Sales Tax Calculator
Add sales tax to a net price, or strip it out of a tax-inclusive total, at any rate — and see the tax amount clearly.
Adding and removing sales tax
To add sales tax, multiply the net price by the tax rate and add it on: tax = price × rate/100; total = price + tax.
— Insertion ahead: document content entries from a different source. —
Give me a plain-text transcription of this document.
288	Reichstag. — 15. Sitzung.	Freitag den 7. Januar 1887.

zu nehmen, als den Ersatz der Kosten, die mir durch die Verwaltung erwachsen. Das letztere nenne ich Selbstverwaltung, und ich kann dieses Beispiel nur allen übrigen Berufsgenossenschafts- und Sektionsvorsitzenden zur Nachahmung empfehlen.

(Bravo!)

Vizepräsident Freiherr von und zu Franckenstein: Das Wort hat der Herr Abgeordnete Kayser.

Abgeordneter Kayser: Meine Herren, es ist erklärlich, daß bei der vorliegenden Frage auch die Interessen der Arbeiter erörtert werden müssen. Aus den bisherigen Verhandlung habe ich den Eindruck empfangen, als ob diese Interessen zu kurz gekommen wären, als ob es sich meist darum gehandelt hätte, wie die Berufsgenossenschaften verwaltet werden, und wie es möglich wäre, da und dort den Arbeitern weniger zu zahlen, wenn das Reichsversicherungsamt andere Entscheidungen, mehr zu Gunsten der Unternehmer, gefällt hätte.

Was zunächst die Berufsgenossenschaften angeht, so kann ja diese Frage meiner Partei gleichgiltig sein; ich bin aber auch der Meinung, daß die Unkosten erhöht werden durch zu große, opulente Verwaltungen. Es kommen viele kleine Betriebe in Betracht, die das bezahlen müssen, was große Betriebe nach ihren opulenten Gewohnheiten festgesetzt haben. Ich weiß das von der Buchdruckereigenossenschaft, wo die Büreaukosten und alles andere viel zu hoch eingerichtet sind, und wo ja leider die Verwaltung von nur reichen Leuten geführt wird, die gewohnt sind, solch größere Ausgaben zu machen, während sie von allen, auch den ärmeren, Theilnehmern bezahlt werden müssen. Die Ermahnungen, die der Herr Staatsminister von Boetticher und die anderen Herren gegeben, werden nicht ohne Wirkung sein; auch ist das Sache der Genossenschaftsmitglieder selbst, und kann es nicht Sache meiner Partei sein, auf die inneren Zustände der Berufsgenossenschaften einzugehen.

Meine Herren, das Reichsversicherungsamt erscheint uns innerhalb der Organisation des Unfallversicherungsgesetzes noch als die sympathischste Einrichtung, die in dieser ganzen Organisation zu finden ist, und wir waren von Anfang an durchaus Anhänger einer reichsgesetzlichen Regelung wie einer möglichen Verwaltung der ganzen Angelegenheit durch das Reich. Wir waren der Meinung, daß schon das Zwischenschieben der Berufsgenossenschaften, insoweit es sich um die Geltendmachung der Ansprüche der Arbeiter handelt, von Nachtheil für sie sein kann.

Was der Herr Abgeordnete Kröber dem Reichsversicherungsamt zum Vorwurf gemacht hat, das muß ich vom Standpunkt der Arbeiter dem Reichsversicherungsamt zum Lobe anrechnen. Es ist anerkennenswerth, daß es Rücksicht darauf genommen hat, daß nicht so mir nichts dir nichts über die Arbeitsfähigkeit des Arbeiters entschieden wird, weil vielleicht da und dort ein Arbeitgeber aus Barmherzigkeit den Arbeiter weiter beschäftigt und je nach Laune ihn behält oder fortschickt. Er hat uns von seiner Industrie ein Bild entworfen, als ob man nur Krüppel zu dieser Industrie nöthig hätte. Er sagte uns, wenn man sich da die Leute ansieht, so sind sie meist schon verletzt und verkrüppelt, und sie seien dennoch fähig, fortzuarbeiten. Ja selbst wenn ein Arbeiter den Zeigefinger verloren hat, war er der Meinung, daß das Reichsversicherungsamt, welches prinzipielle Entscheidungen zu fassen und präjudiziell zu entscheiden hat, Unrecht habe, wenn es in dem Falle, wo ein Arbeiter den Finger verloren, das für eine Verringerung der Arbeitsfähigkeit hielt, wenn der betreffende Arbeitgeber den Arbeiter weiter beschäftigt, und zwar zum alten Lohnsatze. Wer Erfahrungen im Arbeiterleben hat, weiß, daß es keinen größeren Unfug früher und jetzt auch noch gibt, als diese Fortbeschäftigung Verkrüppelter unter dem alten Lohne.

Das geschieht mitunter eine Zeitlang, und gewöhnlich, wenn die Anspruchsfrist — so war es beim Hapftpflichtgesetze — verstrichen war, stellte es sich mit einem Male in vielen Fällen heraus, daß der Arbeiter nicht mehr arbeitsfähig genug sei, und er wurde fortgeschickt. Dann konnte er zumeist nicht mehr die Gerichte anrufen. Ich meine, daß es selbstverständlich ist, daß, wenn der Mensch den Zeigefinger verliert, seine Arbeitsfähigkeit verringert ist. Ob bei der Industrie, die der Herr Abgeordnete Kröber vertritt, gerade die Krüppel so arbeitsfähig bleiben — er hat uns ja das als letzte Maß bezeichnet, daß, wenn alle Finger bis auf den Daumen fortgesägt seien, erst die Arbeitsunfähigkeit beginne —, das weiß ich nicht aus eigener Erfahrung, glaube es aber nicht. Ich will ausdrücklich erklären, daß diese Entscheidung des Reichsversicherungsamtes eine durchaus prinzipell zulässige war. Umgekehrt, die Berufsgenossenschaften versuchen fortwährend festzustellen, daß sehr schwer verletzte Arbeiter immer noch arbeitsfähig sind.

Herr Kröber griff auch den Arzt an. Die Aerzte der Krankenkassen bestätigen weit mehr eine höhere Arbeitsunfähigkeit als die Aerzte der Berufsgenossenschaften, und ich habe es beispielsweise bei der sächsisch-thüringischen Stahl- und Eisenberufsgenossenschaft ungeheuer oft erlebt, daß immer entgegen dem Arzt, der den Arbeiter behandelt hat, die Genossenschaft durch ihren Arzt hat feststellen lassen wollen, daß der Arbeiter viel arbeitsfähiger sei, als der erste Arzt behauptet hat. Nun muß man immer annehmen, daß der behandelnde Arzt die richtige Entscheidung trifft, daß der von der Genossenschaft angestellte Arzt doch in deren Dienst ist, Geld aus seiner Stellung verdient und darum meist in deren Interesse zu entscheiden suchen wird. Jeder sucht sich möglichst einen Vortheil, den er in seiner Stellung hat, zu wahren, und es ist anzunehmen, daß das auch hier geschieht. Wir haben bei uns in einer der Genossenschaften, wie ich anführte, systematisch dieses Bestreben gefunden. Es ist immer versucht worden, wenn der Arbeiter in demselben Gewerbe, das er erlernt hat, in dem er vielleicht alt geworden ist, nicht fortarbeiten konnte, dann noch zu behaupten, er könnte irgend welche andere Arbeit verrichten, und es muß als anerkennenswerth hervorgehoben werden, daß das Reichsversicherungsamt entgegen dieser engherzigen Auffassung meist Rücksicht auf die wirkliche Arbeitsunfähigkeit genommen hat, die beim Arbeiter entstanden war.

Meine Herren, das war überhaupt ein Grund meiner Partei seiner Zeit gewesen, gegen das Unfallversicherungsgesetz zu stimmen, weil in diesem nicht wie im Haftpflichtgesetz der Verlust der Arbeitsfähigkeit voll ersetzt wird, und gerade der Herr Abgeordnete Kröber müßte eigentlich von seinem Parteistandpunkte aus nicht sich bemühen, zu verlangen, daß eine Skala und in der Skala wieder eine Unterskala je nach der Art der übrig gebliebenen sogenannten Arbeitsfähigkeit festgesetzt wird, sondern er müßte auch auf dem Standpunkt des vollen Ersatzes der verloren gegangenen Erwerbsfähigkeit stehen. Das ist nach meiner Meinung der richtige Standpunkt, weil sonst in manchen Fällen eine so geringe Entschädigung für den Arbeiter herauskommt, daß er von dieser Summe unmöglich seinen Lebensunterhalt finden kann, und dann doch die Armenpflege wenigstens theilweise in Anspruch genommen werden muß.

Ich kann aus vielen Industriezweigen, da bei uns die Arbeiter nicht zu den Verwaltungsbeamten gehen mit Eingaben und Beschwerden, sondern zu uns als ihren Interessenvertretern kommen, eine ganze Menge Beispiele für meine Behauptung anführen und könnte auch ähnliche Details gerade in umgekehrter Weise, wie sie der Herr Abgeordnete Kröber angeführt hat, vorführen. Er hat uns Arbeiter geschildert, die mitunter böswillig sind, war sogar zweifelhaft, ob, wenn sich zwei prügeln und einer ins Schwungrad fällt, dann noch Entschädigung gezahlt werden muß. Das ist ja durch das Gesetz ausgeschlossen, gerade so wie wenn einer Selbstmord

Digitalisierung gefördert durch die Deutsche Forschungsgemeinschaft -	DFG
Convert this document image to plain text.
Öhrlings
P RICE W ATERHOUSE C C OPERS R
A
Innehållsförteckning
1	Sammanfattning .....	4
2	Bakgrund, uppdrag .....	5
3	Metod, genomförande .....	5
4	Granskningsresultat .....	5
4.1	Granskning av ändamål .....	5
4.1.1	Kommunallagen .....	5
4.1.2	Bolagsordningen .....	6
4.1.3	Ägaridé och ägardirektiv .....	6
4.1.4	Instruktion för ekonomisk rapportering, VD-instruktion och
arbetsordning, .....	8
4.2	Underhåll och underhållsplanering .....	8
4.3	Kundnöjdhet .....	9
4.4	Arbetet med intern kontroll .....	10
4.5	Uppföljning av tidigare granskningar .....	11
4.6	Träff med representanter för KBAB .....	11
To remove tax from a tax-inclusive price, divide by (1 + rate/100) — you cannot simply subtract the percentage, because the tax was calculated on the smaller net amount.
Real-world example
On a net price of 2,000 at 8% sales tax, the tax is 160 and the total is 2,160. Working backwards from a tax-inclusive 2,160: net = 2,160 ÷ 1.08 = 2,000, with 160 of tax.
Why you divide, not subtract
If a 2,160 price includes 8% tax, the 8% was charged on 2,000, not 2,160. Subtracting 8% of 2,160 gives the wrong base — dividing by 1.08 gives the right one.
Frequently asked questions
Multiply the net price by the tax rate divided by 100 and add it. For 8% on 2,000: tax is 160, total is 2,160.
Divide the tax-inclusive total by (1 + rate/100). For an 8% inclusive 2,160: 2,160 ÷ 1.08 = 2,000 net.
Because the tax was calculated on the smaller net amount, not the larger inclusive total. Dividing by (1 + rate) gives the correct base.